Being a parent has pushed me into trying, experiencing new things. Some are things I never dreamed even existed. Some involve messes in places I never even dreamed possible and some are joys that I didn't know were even in the realm of possibility.
E woke up last night from either a coughing jag or a nightmare I don't know. I think as parents we're always tired because we operate with this hyper-alertness that in my case even extends to sleep. Little noises can wake me and trigger a house scan to make sure everyone is where they should be and everyone is safe. E's cries weren't subsiding so I went into his room to calm him down. I rubbed his back as he drifted back to sleep and it hit me how simple and powerful this was. This ability to soothe and take care of your child is almost primal and instinctive and it filled me with peace.
Another first, I made cookies for the school's holiday party. A local singer had come and everyone spread out blankets to hear songs both holiday and toddler-friendly. Picture a room of parents and 30+ kids with singing and dancing. The little ones can't control themselves they have to move, they have to jump, they have to dance. I never imagined that I would find this relaxing but then again I never thought I'd be able to drive on the Beltway either.

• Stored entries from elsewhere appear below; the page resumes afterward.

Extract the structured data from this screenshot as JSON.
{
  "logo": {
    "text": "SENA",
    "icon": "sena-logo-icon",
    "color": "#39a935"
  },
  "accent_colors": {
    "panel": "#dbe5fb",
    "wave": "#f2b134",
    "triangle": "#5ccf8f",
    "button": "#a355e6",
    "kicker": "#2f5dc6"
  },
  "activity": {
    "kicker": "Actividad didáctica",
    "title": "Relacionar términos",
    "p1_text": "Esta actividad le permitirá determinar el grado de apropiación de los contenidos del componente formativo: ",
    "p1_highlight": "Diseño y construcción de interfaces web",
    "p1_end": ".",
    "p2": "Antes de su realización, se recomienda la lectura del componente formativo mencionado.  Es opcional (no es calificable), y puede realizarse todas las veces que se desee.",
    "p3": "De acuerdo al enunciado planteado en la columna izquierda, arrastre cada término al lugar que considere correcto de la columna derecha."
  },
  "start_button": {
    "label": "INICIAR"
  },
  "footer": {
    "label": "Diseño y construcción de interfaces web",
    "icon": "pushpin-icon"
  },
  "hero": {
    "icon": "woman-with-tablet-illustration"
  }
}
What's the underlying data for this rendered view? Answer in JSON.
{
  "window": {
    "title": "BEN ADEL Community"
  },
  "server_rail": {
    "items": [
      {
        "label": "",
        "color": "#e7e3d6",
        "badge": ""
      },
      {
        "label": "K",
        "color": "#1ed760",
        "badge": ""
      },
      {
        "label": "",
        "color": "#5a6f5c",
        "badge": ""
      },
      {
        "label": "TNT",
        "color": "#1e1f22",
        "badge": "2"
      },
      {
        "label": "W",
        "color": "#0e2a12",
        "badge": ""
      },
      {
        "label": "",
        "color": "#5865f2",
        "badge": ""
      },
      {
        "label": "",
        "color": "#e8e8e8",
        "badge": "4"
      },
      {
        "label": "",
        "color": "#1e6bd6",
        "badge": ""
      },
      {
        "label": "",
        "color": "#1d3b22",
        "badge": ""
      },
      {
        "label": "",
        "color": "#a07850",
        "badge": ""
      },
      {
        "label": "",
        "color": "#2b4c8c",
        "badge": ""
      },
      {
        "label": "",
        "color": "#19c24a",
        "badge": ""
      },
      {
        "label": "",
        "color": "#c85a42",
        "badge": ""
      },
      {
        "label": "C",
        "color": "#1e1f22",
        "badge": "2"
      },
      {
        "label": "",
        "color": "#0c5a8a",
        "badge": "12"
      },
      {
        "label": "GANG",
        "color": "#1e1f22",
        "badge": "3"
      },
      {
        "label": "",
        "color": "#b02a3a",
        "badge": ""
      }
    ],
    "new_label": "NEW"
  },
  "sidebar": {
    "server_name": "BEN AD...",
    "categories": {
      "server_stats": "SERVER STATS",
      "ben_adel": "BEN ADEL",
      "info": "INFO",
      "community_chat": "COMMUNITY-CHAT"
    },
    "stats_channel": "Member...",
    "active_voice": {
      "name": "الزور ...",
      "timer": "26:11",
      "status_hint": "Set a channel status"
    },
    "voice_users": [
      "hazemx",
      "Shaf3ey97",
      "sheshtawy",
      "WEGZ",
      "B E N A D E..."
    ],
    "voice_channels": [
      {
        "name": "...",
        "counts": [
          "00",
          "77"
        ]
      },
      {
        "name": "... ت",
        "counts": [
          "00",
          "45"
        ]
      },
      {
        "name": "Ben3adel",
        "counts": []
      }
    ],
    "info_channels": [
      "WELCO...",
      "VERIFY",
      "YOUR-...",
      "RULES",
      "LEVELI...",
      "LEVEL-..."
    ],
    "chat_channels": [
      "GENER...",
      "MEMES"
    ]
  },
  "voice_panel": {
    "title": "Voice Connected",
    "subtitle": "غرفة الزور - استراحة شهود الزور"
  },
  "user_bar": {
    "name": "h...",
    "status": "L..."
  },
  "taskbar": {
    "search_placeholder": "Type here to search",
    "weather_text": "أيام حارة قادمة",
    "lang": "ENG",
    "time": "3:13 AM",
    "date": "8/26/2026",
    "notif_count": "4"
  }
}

At first E is bouncing around the room but the lateness of the hour brings him back to me. L tiptoes in late and E squeals in delight reverting it seems back to infant joy. This is my idea of staying out late now. The two-year-olds have staggered back to their parents' arms as the 3's and 4's keep bouncing away til last call. E's in my lap and L is leaning against me as the lights come back up. It's 7 pm and it feels like 4 am on a Saturday. Now at least when a friend tells me about going clubbing I can now answer yeah, I went out dancing too and it was the best time I've ever had.